Evolution of economics - aswanson
http://www.sciam.com/article.cfm?id=evonomics-skeptic-january-2008

======
Zuider
Nice article, but it's not exactly news. Adam Smith discovered spontaneous
order. He recognised that it was a counter-intuitive idea - we expect that any
order we find has been brought about through 'intelligent design' or in
Smith's own words the 'invisible hand' Charles Darwin openly acknowledged his
debt to Adam Smith.

------
dangph
Another parallel: Willful ignorance of evolutionary theory is to conservatives
as willful ignorance of economics is to liberals. (Liberals in the American
sense.)

Pushing it a bit further, Keynesian economics corresponds to Intelligent
Design in the above parallel.

------
DanielBMarkham
This is a great analogy, one which I've been making for a while.

18 months ago, I wrote a blog article about how the war on terror can be
thought of as an economic war, where economic transactions either encourage or
discourage the individual from using violence.

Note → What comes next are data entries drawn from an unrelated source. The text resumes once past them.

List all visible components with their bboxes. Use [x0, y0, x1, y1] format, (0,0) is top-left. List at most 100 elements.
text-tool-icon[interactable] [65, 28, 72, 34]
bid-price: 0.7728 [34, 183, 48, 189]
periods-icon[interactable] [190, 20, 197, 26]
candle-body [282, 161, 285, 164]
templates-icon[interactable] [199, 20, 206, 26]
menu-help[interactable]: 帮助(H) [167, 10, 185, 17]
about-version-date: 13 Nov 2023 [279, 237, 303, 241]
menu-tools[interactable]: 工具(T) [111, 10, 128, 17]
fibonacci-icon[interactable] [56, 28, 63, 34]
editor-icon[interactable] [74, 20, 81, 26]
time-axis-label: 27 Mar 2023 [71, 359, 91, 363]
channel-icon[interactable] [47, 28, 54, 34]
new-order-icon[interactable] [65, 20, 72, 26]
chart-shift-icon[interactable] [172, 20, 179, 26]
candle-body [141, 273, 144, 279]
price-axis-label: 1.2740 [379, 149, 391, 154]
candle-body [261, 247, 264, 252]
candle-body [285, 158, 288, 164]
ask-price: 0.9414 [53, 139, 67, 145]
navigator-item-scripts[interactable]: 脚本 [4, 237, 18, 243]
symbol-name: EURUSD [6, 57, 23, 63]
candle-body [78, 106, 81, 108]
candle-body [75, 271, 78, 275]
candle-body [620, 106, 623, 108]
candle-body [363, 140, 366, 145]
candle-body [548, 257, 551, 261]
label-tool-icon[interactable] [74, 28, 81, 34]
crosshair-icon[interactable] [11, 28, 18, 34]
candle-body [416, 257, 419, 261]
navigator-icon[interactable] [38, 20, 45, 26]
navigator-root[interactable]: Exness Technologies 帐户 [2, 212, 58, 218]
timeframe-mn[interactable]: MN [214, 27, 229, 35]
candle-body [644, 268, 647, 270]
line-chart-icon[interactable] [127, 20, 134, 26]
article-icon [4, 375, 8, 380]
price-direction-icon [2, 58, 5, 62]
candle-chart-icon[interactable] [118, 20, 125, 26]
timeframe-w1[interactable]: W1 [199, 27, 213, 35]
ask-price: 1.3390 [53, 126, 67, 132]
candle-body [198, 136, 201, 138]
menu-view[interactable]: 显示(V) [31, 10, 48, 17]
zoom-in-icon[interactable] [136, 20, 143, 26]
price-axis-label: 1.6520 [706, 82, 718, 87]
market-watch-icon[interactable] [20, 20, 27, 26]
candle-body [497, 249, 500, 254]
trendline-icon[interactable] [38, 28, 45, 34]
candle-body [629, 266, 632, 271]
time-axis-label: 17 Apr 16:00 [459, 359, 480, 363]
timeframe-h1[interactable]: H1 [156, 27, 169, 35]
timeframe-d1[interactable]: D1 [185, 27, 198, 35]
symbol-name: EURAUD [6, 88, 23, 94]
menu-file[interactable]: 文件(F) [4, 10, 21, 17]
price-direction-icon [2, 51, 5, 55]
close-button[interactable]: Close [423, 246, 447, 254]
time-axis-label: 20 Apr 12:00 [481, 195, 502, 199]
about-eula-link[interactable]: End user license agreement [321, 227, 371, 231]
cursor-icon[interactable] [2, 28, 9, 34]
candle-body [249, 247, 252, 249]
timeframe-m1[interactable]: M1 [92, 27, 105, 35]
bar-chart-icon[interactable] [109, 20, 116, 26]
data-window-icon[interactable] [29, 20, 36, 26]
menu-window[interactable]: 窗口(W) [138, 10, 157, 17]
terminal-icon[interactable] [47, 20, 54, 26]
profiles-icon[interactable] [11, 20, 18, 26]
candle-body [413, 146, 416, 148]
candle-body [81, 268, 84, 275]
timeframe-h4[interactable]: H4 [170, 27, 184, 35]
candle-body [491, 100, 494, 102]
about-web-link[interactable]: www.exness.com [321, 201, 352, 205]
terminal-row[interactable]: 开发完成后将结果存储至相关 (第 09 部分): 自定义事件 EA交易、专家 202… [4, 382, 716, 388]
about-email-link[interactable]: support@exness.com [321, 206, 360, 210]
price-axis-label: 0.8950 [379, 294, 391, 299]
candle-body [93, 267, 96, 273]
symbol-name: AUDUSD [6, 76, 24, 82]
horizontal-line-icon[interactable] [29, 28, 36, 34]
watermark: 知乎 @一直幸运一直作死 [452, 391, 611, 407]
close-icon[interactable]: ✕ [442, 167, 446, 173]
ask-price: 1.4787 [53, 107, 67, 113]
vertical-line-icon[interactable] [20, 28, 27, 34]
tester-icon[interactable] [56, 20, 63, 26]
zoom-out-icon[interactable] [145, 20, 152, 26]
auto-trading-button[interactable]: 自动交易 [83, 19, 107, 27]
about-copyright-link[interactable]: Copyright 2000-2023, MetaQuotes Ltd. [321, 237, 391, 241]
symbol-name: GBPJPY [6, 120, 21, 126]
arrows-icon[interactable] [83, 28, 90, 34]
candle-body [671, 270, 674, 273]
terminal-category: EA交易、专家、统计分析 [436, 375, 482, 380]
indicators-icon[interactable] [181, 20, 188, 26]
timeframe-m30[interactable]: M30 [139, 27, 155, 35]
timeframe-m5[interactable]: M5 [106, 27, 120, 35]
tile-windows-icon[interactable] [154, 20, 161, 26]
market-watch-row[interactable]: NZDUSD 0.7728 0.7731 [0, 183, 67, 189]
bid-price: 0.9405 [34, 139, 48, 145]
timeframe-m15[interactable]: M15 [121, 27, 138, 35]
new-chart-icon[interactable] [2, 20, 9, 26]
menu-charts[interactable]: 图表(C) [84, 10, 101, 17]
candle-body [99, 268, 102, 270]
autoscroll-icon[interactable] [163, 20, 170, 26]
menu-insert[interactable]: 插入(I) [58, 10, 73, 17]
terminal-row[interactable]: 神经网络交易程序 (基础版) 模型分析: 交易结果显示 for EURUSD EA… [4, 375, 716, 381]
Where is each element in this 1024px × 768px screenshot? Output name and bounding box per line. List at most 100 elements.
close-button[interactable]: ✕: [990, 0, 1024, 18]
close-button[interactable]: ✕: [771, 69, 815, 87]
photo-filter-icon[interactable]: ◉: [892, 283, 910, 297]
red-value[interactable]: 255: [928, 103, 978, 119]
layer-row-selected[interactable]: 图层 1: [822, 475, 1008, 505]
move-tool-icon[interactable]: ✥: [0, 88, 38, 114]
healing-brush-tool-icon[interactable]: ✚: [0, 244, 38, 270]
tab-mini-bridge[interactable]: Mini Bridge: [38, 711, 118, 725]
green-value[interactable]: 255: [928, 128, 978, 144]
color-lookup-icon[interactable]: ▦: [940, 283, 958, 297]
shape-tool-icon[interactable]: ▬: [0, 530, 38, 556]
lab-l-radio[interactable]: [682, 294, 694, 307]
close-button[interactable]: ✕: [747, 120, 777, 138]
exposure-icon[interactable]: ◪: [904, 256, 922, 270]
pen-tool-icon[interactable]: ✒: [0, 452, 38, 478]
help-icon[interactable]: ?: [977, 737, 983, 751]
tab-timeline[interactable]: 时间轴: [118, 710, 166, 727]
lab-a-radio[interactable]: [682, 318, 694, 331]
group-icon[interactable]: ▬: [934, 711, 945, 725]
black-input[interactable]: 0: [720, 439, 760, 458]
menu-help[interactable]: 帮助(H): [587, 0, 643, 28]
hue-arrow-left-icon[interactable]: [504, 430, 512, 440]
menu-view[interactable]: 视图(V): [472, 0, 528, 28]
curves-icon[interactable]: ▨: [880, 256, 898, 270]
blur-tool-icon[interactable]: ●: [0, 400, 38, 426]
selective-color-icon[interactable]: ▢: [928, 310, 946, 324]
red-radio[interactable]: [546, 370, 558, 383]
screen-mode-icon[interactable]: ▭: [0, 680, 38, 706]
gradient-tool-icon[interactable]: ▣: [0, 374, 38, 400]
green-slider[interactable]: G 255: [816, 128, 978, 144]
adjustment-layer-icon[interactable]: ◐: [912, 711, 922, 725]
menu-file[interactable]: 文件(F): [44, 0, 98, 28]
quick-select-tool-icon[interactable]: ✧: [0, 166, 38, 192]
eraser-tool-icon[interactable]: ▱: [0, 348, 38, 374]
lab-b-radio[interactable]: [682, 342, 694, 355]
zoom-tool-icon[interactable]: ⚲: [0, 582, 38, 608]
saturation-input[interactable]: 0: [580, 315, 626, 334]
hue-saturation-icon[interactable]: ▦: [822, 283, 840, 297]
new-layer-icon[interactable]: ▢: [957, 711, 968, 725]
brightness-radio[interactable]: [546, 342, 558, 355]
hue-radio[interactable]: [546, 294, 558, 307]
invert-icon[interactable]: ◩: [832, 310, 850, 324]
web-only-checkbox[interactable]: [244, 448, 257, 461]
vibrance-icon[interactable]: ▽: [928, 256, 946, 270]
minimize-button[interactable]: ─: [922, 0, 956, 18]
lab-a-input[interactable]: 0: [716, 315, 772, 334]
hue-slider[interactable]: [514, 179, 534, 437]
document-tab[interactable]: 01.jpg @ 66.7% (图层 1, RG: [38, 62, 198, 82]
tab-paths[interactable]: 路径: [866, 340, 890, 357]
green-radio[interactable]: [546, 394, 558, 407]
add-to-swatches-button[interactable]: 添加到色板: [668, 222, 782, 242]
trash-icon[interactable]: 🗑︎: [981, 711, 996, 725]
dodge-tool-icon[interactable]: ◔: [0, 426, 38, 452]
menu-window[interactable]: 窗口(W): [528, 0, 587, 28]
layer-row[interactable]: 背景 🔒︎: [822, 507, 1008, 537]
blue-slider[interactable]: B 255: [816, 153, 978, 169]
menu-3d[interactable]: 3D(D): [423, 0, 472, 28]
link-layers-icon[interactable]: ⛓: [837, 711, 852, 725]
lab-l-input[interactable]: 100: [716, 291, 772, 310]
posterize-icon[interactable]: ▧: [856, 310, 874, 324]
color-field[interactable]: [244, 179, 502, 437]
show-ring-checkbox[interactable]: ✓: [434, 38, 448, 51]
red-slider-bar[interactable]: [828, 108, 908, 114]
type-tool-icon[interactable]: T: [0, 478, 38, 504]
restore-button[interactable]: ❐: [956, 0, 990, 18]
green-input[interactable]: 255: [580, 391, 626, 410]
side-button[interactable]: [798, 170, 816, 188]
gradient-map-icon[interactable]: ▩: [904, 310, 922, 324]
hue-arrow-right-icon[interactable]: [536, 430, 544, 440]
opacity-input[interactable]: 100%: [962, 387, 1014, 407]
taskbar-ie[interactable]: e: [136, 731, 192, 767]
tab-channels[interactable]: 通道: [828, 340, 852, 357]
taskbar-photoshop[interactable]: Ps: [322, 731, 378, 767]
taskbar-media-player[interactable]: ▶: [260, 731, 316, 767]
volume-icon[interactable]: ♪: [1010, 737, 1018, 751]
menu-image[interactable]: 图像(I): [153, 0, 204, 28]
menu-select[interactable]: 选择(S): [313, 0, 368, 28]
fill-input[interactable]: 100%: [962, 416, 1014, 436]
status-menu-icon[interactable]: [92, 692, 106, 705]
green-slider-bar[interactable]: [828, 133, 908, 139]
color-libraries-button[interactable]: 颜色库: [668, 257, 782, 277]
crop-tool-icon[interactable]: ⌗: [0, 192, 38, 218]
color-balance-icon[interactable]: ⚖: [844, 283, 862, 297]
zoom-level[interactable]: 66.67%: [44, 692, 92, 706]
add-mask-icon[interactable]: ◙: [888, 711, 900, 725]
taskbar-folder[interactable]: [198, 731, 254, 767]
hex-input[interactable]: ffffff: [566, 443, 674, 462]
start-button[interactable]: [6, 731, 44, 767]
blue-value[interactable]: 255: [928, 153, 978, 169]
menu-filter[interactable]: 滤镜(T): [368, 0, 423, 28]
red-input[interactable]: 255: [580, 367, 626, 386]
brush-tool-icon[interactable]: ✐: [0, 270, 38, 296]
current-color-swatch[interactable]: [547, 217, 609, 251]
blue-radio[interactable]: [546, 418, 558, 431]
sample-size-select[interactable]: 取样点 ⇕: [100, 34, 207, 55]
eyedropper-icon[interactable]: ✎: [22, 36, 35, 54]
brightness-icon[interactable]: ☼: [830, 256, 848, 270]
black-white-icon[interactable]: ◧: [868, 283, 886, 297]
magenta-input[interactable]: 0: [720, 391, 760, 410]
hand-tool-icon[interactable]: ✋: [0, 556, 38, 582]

[http://www.whattofix.com/blog/archives/2006/08/goodbye_4gw_h...](http://www.whattofix.com/blog/archives/2006/08/goodbye_4gw_hel.php)

This also plays into some of the concepts that Wolfram has been going on
about. What is the smallest set of rules that create all of those SKUs and
prosperity? Is there a similar set of rules running the universe? (Assuming
the Computational Universe theory is correct) Good stuff.